Ubuntu Desktop Team Priorities

It’s a new year, so it’s probably time for an update on this list. These are issues that I’ve either been working on recently, will be working on in the near future, or am aware of. If

  • Snapped applications should match the desktop’s theme
    The plan is still to package themes as snaps, as the themes on the host system are not guaranteed to be compatible with the libraries available in the sandbox. We came up with a basic sketch for how this would work at the Hague sprint (extending the content interface to allow a snap to mount content from multiple sources at once), but it still needs to be implemented.
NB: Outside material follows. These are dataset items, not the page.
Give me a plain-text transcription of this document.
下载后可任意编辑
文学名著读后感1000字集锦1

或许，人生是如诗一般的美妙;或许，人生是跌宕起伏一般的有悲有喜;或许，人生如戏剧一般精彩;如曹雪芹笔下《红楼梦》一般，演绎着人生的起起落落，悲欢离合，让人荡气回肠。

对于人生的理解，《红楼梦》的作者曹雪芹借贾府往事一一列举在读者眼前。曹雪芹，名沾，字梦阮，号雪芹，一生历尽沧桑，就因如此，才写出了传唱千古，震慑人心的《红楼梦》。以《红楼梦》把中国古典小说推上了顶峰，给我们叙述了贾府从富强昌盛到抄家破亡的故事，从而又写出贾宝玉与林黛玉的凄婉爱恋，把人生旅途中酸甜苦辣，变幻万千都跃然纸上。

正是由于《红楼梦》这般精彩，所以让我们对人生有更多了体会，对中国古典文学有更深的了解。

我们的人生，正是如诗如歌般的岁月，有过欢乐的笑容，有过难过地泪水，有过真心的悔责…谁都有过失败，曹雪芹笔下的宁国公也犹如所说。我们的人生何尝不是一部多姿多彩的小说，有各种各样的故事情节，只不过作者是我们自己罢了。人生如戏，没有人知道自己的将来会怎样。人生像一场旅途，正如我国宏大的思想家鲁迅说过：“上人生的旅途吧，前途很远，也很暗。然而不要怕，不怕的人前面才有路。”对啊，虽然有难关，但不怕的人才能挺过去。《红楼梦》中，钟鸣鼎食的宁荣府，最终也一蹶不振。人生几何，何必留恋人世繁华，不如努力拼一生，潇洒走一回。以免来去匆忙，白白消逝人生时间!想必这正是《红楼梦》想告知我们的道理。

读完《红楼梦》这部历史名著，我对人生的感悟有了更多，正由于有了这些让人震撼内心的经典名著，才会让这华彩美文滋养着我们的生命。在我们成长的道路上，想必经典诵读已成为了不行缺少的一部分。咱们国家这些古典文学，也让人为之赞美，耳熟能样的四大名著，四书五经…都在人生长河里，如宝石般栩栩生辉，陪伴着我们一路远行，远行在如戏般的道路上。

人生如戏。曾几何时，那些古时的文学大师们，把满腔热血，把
  • Support xdg-desktop-portal/xdg-document-portal
    This is desirable because it increases the capabilities of desktop applications that don’t plug the home interface, among other things: the application can be given the ability to open or save files in any location the user can access, without being given access to any locations the user hasn’t explicitly granted access to.

    One component of this work was to add support for “user mounts” – that is bind mounts in the sandbox mount namespace that are specific to the current user. The main use case for this was xdg-document-portal, which relies on a specific bind mount to make files available to the container securely. There is a pull request for this feature, but it is as yet unmerged.
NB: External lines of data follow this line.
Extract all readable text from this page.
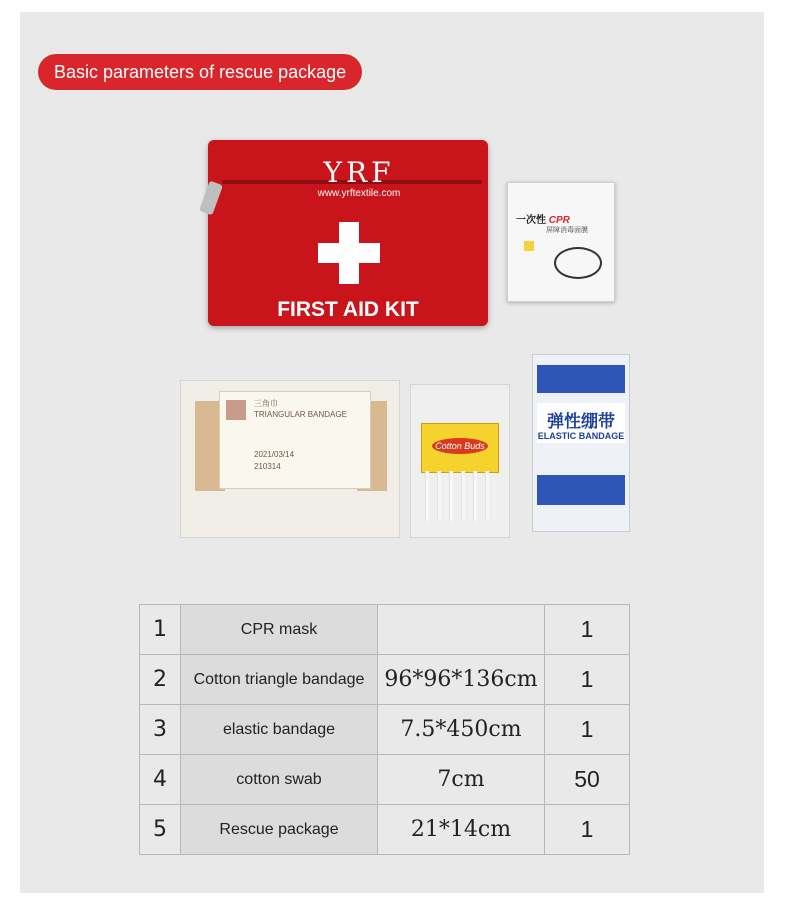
Basic parameters of rescue package
YRF
www.yrftextile.com
FIRST AID KIT
一次性 CPR
屏障消毒面膜
三角巾
TRIANGULAR BANDAGE
2021/03/14
210314
Cotton Buds
弹性绷带
ELASTIC BANDAGE
1	CPR mask		1
2	Cotton triangle bandage	96*96*136cm	1
3	elastic bandage	7.5*450cm	1
4	cotton swab	7cm	50
5	Rescue package	21*14cm	1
    I also started the process of trying to upstream support for detecting snaps in xdg-desktop-portal. They are receptive to adding support, but would prefer to handle it via an in-development “app container socket” feature for dbus-daemon. A discussion was started around supporting this in the way we set up dbus access for confined apps, but it will require implementation work.

  • Speed up first launch of desktop apps
    Snaps using the snapcraft-desktop-helpers desktop-launch script had noticeable delays on first start. I identified some of the more costly actions and looked at solutions that allow some of that work to be moved from first run to package build time.

    Parts of that work have landed in snapcraft-desktop-helpers, and changes to the GNOME platform snap will let some applications take advantage of the speed ups right away. However, we don’t have a good solution for apps that bundle their own GTK or Qt. This will probably need the Snapcraft extended scriptlets feature to be implemented and merged.

  • Various gnome-software tasks

    There are a number of improvements in the works for gnome-software’s snap support, some of which require corresponding snapd changes. I’ll break this out into separate issues soon.